Dewasa ini, fakta penderitaan manusia tidak hanya dimuat di dalam ilmuilmu
sejarah, museum, atau monumen peringatan. Penderitaan juga dilukiskan
melalui karya-karya seni, seperti karya sastra. Novel Tetralogi Buru adalah salah
satu karya sastra yang menampilkan realitas penderitaan. Tetralogi Buru terdiri
atas empat bagian, yakni: Bumi Manusia, Anak Semua Bangsa, Jejak Langkah dan
Rumah Kaca. Tetralogi Buru bercerita tentang gerakan pembebasan atas berbagai
macam penderitaan untuk menjadi manusia merdeka. Gerakan pembebasan terjadi
oleh karena pengalaman penderitaan kolektif masyarakat. Penderitaan kolektif itu,
yakni: kemiskinan, penindasan, rasialisme, diskriminasi, eksploitasi sumber daya
dan manusia, komodifikasi tubuh, agresi militer, penganiayaan, pelanggaran
HAM, ketidakadilan hukum, buta huruf dan pengasingan. Penyebab penderitaan
itu adalah kolonialisme, feodalisme dan mentalitas buruk kaum pribumi.
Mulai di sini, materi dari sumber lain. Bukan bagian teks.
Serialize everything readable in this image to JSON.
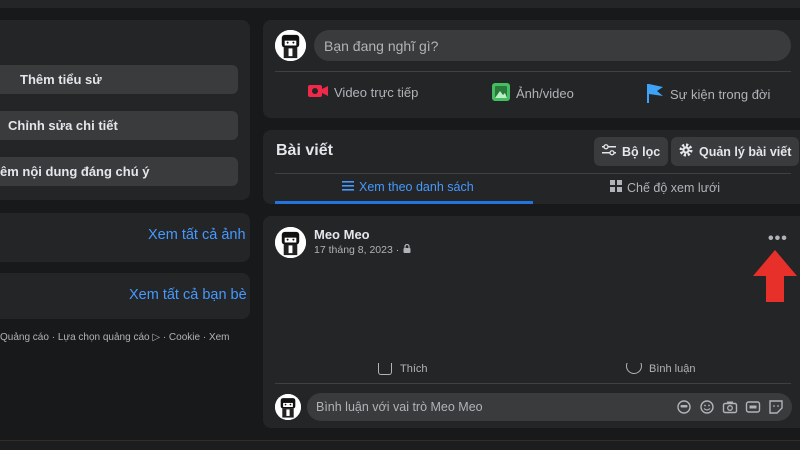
{
  "sidebar": {
    "buttons": [
      "Thêm tiểu sử",
      "Chỉnh sửa chi tiết",
      "êm nội dung đáng chú ý"
    ],
    "photos_link": "Xem tất cả ảnh",
    "friends_link": "Xem tất cả bạn bè",
    "footer": "Quảng cáo · Lựa chọn quảng cáo ▷ · Cookie · Xem"
  },
  "composer": {
    "placeholder": "Bạn đang nghĩ gì?",
    "actions": [
      {
        "label": "Video trực tiếp",
        "icon": "live-video-icon",
        "color": "#f02849"
      },
      {
        "label": "Ảnh/video",
        "icon": "photo-icon",
        "color": "#45bd62"
      },
      {
        "label": "Sự kiện trong đời",
        "icon": "flag-icon",
        "color": "#3ea3f7"
      }
    ]
  },
  "posts": {
    "title": "Bài viết",
    "filter_label": "Bộ lọc",
    "manage_label": "Quản lý bài viết",
    "tabs": [
      {
        "label": "Xem theo danh sách",
        "active": true
      },
      {
        "label": "Chế độ xem lưới",
        "active": false
      }
    ]
  },
  "post": {
    "author": "Meo Meo",
    "date": "17 tháng 8, 2023 ·",
    "more": "•••",
    "reactions": [
      "Thích",
      "Bình luận"
    ],
    "comment_placeholder": "Bình luận với vai trò Meo Meo"
  },
  "colors": {
    "accent": "#2374e1",
    "link": "#4599ff",
    "annotation_arrow": "#e8302a"
  }
}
Pengalaman penderitaan melahirkan kesadaran-kesadaran baru pribumi,
seperti: hak asasi manusia, kesetaraan gender, kebebasan, dan humanisme. Ketika
kesadaran-kesadaran itu dikonfrontasikan dengan penderitaan, maka gerakan
pembebasan semakin kuat dilakukan. Gerakan pembebasan itu, yakni: integrasi,
perlawanan massal, keberpihakan atas para penderita, emansipasi kemanusiaan,
advokasi hukum, menciptakan masyarakat egaliter dan demokratis, aksi mogok
massal (boycott), solidaritas, keterlibatan para korban, dan perjuangan tanpa
kekerasan. Gerakan itu pula disokong oleh media-media demokratis, seperti:
pendidikan, media massa (koran), organisasi, karya seni, sastra dan bahasa.
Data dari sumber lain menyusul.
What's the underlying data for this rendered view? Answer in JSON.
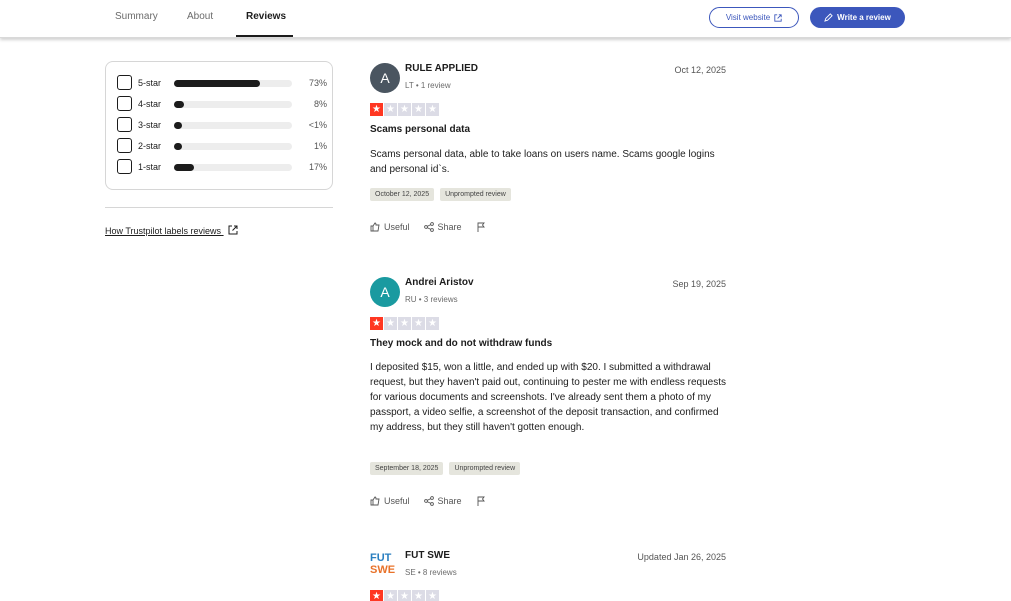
{
  "nav": {
    "tabs": [
      {
        "label": "Summary"
      },
      {
        "label": "About"
      },
      {
        "label": "Reviews"
      }
    ],
    "visit_website": "Visit website",
    "write_review": "Write a review"
  },
  "filters": {
    "rows": [
      {
        "label": "5-star",
        "percent": "73%",
        "value": 0.73
      },
      {
        "label": "4-star",
        "percent": "8%",
        "value": 0.08
      },
      {
        "label": "3-star",
        "percent": "<1%",
        "value": 0.005
      },
      {
        "label": "2-star",
        "percent": "1%",
        "value": 0.01
      },
      {
        "label": "1-star",
        "percent": "17%",
        "value": 0.17
      }
    ],
    "labels_link": "How Trustpilot labels reviews"
  },
  "reviews": [
    {
      "initial": "A",
      "avatar_color": "#4a5560",
      "name": "RULE APPLIED",
      "meta": "LT • 1 review",
      "date": "Oct 12, 2025",
      "rating": 1,
      "title": "Scams personal data",
      "body": "Scams personal data, able to take loans on users name. Scams google logins and personal id`s.",
      "experience_date": "October 12, 2025",
      "tag": "Unprompted review",
      "useful": "Useful",
      "share": "Share"
    },
    {
      "initial": "A",
      "avatar_color": "#1a9aa0",
      "name": "Andrei Aristov",
      "meta": "RU • 3 reviews",
      "date": "Sep 19, 2025",
      "rating": 1,
      "title": "They mock and do not withdraw funds",
      "body": "I deposited $15, won a little, and ended up with $20. I submitted a withdrawal request, but they haven't paid out, continuing to pester me with endless requests for various documents and screenshots. I've already sent them a photo of my passport, a video selfie, a screenshot of the deposit transaction, and confirmed my address, but they still haven't gotten enough.",
      "experience_date": "September 18, 2025",
      "tag": "Unprompted review",
      "useful": "Useful",
      "share": "Share"
    },
    {
      "logo_text_top": "FUT",
      "logo_text_bottom": "SWE",
      "name": "FUT SWE",
      "meta": "SE • 8 reviews",
      "date": "Updated Jan 26, 2025",
      "rating": 1
    }
  ],
  "colors": {
    "accent": "#3c57bc",
    "star_on": "#ff3722",
    "star_off": "#dcdce6"
  }
}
Hasil penelusuran atas novel Tetralogi Buru menyimpulkan dua hal
penting. Pertama, gerakan pembebasan dalam novel Tetralogi Buru sangat
korelatif dengan Teologi Pembebasan Amerika Latin. Kaitannya, yakni:
penderitaan sebagai titik tolak gerakan, penekanan pada praksis, berorientasi
pembebasan utuh manusia, penggunaan metafora, dan tuduhan mengandung unsur
Marxisme. Walaupun korelatif dan paralel, kedua gerakan ini tetap memiliki
kekhasan masing-masing. Kekhasan itu terutama terdapat dalam metode yang
diterapkan, instrumen yang dipakai, dan konteks sosial masyarakat yang berbeda.
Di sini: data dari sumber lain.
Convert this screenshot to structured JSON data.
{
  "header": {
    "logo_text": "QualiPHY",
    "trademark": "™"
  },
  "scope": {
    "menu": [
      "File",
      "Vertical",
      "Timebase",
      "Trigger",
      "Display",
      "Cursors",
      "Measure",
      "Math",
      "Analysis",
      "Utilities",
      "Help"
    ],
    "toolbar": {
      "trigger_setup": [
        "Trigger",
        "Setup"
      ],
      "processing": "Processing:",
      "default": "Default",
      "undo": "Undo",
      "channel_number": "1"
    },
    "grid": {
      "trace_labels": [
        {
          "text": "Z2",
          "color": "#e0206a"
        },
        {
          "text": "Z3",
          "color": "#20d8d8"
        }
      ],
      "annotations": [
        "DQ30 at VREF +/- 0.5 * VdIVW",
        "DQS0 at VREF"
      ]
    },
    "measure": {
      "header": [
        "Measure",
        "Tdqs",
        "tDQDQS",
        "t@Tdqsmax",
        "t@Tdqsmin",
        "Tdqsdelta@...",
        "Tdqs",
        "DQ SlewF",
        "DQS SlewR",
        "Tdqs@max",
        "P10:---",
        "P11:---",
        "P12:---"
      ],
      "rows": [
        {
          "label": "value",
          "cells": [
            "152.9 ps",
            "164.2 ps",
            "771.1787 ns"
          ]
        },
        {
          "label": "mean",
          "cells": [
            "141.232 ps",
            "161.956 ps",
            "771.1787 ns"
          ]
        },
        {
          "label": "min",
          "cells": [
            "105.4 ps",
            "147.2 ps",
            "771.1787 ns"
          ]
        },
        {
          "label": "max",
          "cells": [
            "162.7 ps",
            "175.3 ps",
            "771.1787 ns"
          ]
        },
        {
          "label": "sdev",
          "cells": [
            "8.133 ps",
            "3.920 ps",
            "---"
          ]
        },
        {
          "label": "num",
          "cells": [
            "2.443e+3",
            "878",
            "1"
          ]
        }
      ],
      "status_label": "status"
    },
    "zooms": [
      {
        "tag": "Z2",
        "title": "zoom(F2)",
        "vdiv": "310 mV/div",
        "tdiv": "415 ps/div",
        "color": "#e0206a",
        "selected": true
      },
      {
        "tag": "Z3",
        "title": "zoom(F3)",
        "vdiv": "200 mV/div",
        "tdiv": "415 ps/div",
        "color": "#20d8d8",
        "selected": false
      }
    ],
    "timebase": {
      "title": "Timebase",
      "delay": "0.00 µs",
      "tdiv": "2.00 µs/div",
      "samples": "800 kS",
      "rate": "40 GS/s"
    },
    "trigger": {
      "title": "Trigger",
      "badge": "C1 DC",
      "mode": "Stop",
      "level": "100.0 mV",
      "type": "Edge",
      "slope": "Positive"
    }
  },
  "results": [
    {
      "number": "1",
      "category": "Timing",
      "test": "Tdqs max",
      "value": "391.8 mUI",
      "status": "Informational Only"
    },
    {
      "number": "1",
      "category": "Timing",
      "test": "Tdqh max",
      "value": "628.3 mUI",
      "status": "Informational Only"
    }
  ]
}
Kedua, Gerakan Pembebasan dalam novel Tetralogi Buru sangat relevan terhadap
pengembangan Teologi Kontekstual di Indonesia. Relevansinya adalah sebagai
berikut. (1) Gerakan pembebasan dalam Tetralogi Buru menjadi acuan dalam
perjuangan mengatasi penderitaan bentuk baru di Indonesia. (2) Tetralogi Buru
menggagas rekonstruksi sejarah. (3) Tetralogi Buru menyokong pengembangan
studi yang kompleks atas manusia Indonesia sebagai subjek dan objek Teologi
Kontekstual. (4) Tetralogi Buru mendorong gerakan emansipasi, humanisme, dan
pengakuan HAM di Indonesia. (5) Tetralogi Buru memacu partisipasi umat dalam
berteologi. (6) Tetralogi Buru mengilhami peralihan teologi: dari ‘teologi di
Indonesia’ menjadi ‘teologi (yang) Indonesia’. (7) Tetralogi Buru memacu
penggunaan karya sastra sebagai sarana berteologi di Indonesia.